I’d been wanting to make my next “Reading Kierkegaard’s Fear and Trembling” post a post about the connection between a story in the Grimm’s Fairy Tales and Kierkegaard’s pseudonym, Johannes de Silentio, in Fear and Trembling, but it’s been a stressful and busy month and I haven’t yet been able to afford the time. So instead, I thought I’d blog about this quote that made me laugh out loud:
“The slaves of misery, the frogs in life’s swamp naturally exclaim: ‘Such love is foolishness: the rich brewer’s widow is just as good and sound a match.’ Let them croak away undisturbed in the swamp. “
—Søren Kierkegaard, Fear and Trembling
It’s been a very pleasant surprise discovering Kierkegaard’s sense of humour, especially, his way of addressing and countering those he’s opposing. The above quote is a perfect example. It reminds me a lot of the way Dostoevsky has the Underground Man address and dismiss his naysayers in Notes From Underground. The Underground Man is, of course, far more acerbic and arrogant; Johanne de Silentio is definitely more humble and benign. Nonetheless, I can’t help but see similarities between them when it comes to addressing the opposition. 🙂
Something else I’ve been surprised to discover (though it may be too early for me to really judge properly, as I am still only a bit over halfway through) is how Fear and Trembling seems to be just as much about Kierkegaard’s regret regarding his lack of faith for, and the resulting loss of, his relationship with Regine as it is about the faith of Abraham in being willing to sacrifice Isaac. Going into it, I knew there was going to be a knight of faith and a knight of infinite resignation (hopefully, more on them another time), but I had no idea they were both hopeless romantics.
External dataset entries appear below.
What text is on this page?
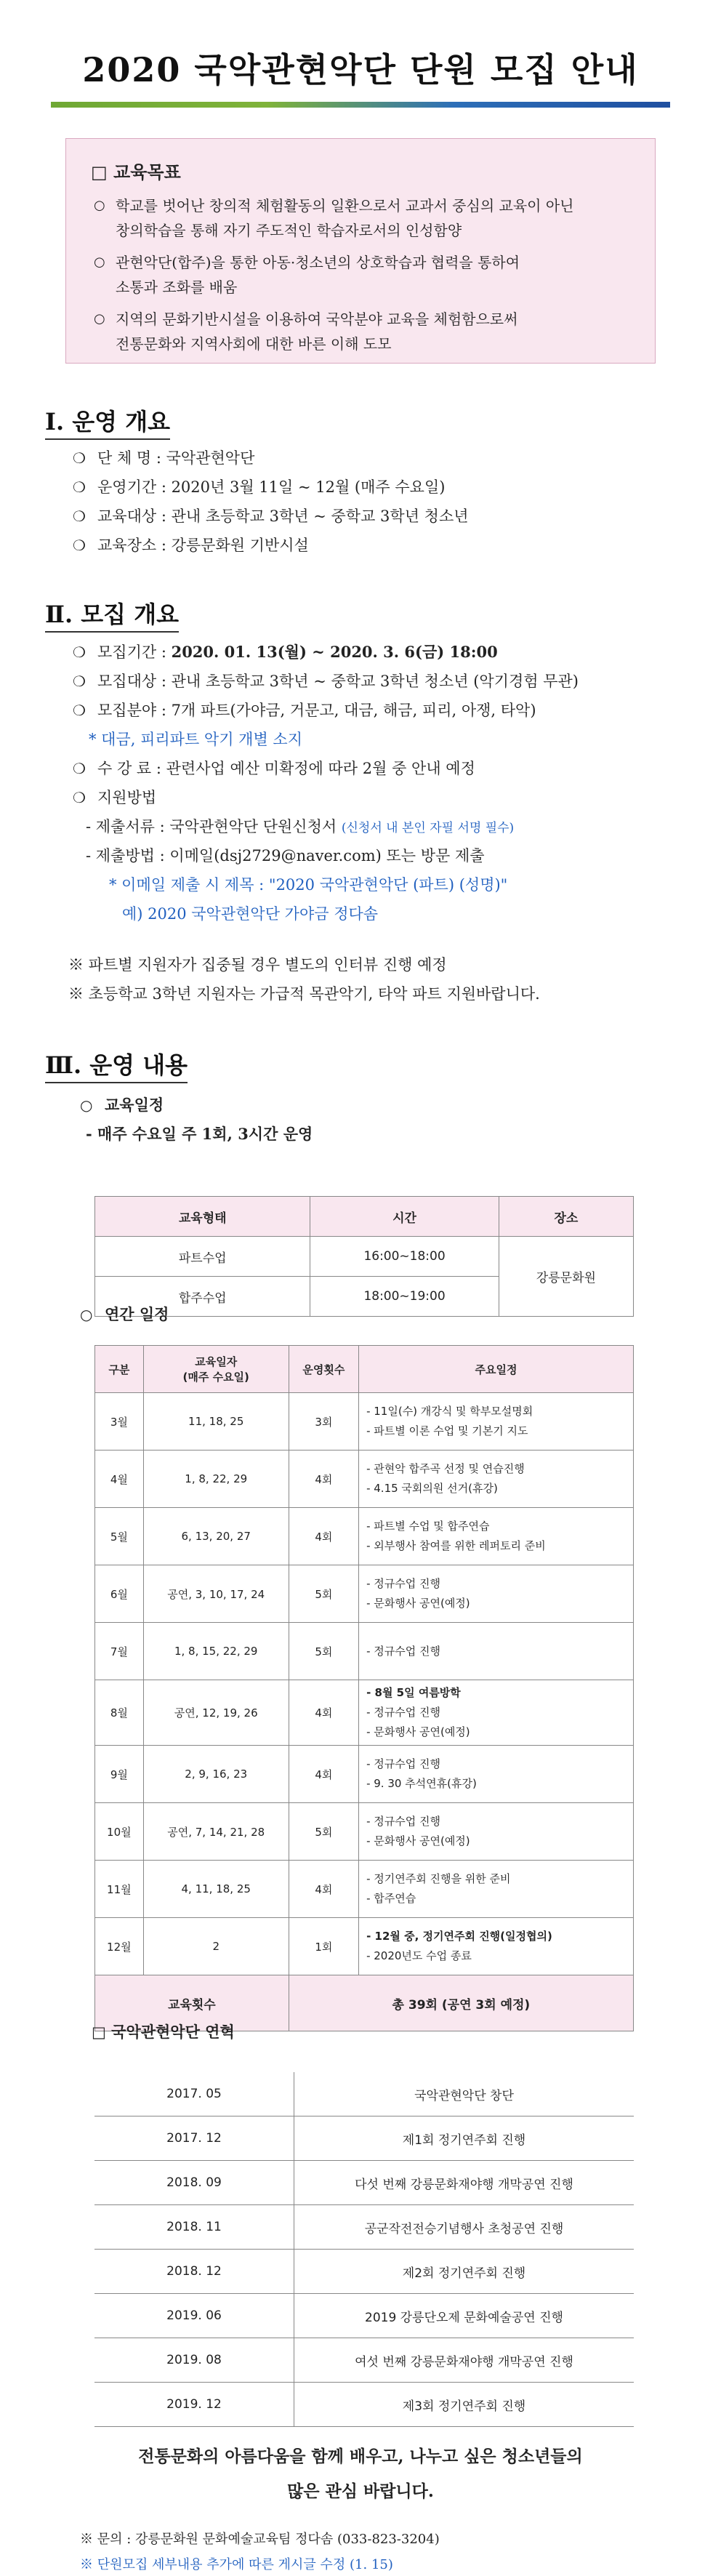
2020 국악관현악단 단원 모집 안내
□ 교육목표
○ 학교를 벗어난 창의적 체험활동의 일환으로서 교과서 중심의 교육이 아닌
창의학습을 통해 자기 주도적인 학습자로서의 인성함양
○ 관현악단(합주)을 통한 아동·청소년의 상호학습과 협력을 통하여
소통과 조화를 배움
○ 지역의 문화기반시설을 이용하여 국악분야 교육을 체험함으로써
전통문화와 지역사회에 대한 바른 이해 도모
Ⅰ. 운영 개요
❍ 단 체 명 : 국악관현악단
❍ 운영기간 : 2020년 3월 11일 ~ 12월 (매주 수요일)
❍ 교육대상 : 관내 초등학교 3학년 ~ 중학교 3학년 청소년
❍ 교육장소 : 강릉문화원 기반시설
Ⅱ. 모집 개요
❍ 모집기간 : 2020. 01. 13(월) ~ 2020. 3. 6(금) 18:00
❍ 모집대상 : 관내 초등학교 3학년 ~ 중학교 3학년 청소년 (악기경험 무관)
❍ 모집분야 : 7개 파트(가야금, 거문고, 대금, 해금, 피리, 아쟁, 타악)
* 대금, 피리파트 악기 개별 소지
❍ 수 강 료 : 관련사업 예산 미확정에 따라 2월 중 안내 예정
❍ 지원방법
- 제출서류 : 국악관현악단 단원신청서 (신청서 내 본인 자필 서명 필수)
- 제출방법 : 이메일(dsj2729@naver.com) 또는 방문 제출
* 이메일 제출 시 제목 : "2020 국악관현악단 (파트) (성명)"
예) 2020 국악관현악단 가야금 정다솜
※ 파트별 지원자가 집중될 경우 별도의 인터뷰 진행 예정
※ 초등학교 3학년 지원자는 가급적 목관악기, 타악 파트 지원바랍니다.
Ⅲ. 운영 내용
○ 교육일정
- 매주 수요일 주 1회, 3시간 운영
교육형태	시간	장소
파트수업	16:00~18:00	강릉문화원
합주수업	18:00~19:00	
○ 연간 일정
구분	교육일자
(매주 수요일)	운영횟수	주요일정
3월	11, 18, 25	3회	- 11일(수) 개강식 및 학부모설명회
- 파트별 이론 수업 및 기본기 지도

4월	1, 8, 22, 29	4회	- 관현악 합주곡 선정 및 연습진행
- 4.15 국회의원 선거(휴강)

5월	6, 13, 20, 27	4회	- 파트별 수업 및 합주연습
- 외부행사 참여를 위한 레퍼토리 준비

6월	공연, 3, 10, 17, 24	5회	- 정규수업 진행
- 문화행사 공연(예정)

7월	1, 8, 15, 22, 29	5회	- 정규수업 진행

8월	공연, 12, 19, 26	4회	- 8월 5일 여름방학
- 정규수업 진행
- 문화행사 공연(예정)

9월	2, 9, 16, 23	4회	- 정규수업 진행
- 9. 30 추석연휴(휴강)

10월	공연, 7, 14, 21, 28	5회	- 정규수업 진행
- 문화행사 공연(예정)

11월	4, 11, 18, 25	4회	- 정기연주회 진행을 위한 준비
- 합주연습

12월	2	1회	- 12월 중, 정기연주회 진행(일정협의)
- 2020년도 수업 종료

교육횟수		총 39회 (공연 3회 예정)	
□ 국악관현악단 연혁
2017. 05	국악관현악단 창단
2017. 12	제1회 정기연주회 진행
2018. 09	다섯 번째 강릉문화재야행 개막공연 진행
2018. 11	공군작전전승기념행사 초청공연 진행
2018. 12	제2회 정기연주회 진행
2019. 06	2019 강릉단오제 문화예술공연 진행
2019. 08	여섯 번째 강릉문화재야행 개막공연 진행
2019. 12	제3회 정기연주회 진행
전통문화의 아름다움을 함께 배우고, 나누고 싶은 청소년들의
많은 관심 바랍니다.
※ 문의 : 강릉문화원 문화예술교육팀 정다솜 (033-823-3204)
※ 단원모집 세부내용 추가에 따른 게시글 수정 (1. 15)
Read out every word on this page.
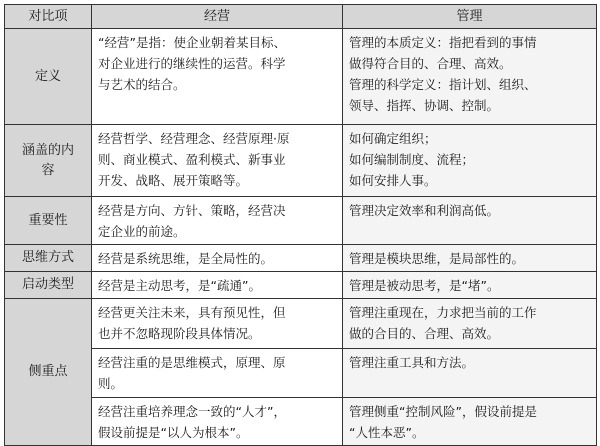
对比项	经营	管理
定义	“经营”是指：使企业朝着某目标、
对企业进行的继续性的运营。科学
与艺术的结合。	管理的本质定义：指把看到的事情
做得符合目的、合理、高效。
管理的科学定义：指计划、组织、
领导、指挥、协调、控制。

涵盖的内
容	经营哲学、经营理念、经营原理·原
则、商业模式、盈利模式、新事业
开发、战略、展开策略等。	如何确定组织；
如何编制制度、流程；
如何安排人事。

重要性	经营是方向、方针、策略，经营决
定企业的前途。	管理决定效率和利润高低。

思维方式	经营是系统思维，是全局性的。	管理是模块思维，是局部性的。

启动类型	经营是主动思考，是“疏通”。	管理是被动思考，是“堵”。

侧重点	经营更关注未来，具有预见性，但
也并不忽略现阶段具体情况。	管理注重现在，力求把当前的工作
做的合目的、合理、高效。

	经营注重的是思维模式，原理、原
则。	管理注重工具和方法。

	经营注重培养理念一致的“人才”，
假设前提是“以人为根本”。	管理侧重“控制风险”，假设前提是
“人性本恶”。
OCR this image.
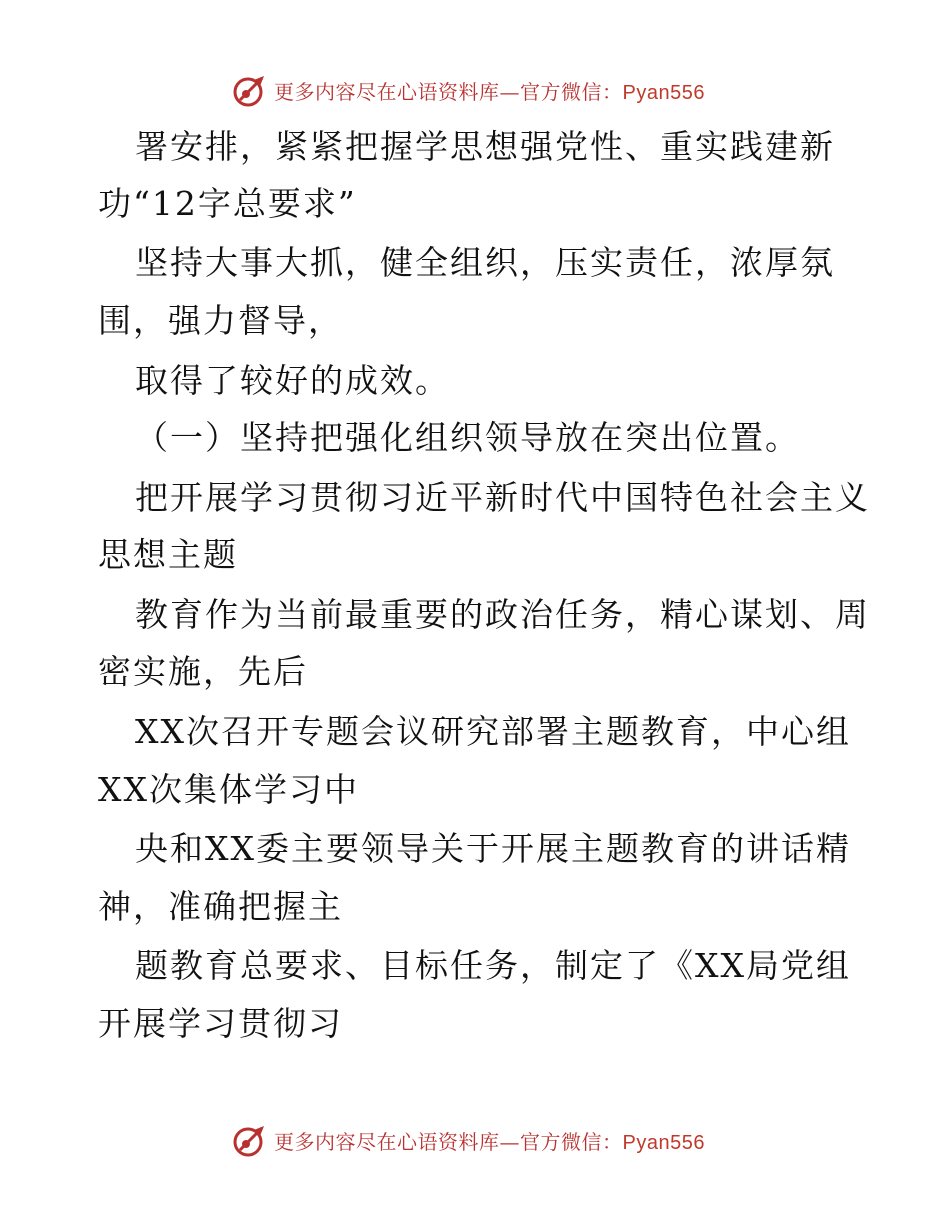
更多内容尽在心语资料库—官方微信：Pyan556
署安排，紧紧把握学思想强党性、重实践建新
功“12字总要求”
坚持大事大抓，健全组织，压实责任，浓厚氛
围，强力督导，
取得了较好的成效。
（一）坚持把强化组织领导放在突出位置。
把开展学习贯彻习近平新时代中国特色社会主义
思想主题
教育作为当前最重要的政治任务，精心谋划、周
密实施，先后
XX次召开专题会议研究部署主题教育，中心组
XX次集体学习中
央和XX委主要领导关于开展主题教育的讲话精
神，准确把握主
题教育总要求、目标任务，制定了《XX局党组
开展学习贯彻习
更多内容尽在心语资料库—官方微信：Pyan556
Footnote “50” (in the above, second to last, paragraph) says:
“Kierkegaard writes in his journals (Papirer IV, A 107): ‘If I had had faith I would have stayed with Regine’ The entry is dated 17 May 1843.”
—Alastair Hannay, Fear and Trembling
“For of all sad words of tongue or pen,
The saddest are these: ‘It might have been!'”
—John Greenleaf Whittier, “Maud Muller“
Sad stuff. 😦 But it’s definitely not all heartbreak and “What if?” There’s been plenty about faith and sacrifice (though mostly faith) that I’ve been reevaluating and pondering, and an equal amount of stuff I’ve been perplexed with, and a whole lot of other unexpected stuff that Kierkegaard’s surprised me with. I’m looking forward to what’s to come. 🙂
This is another one of those books that I feel like I’m just scratching the surface of in my understanding of it. It’s definitely a book I’m going to have to keep coming back to in order to really understand. Luckily, Kierkegaard is a brilliant writer and thinker; he’s one of those minds you can visit over and over again and never tire of.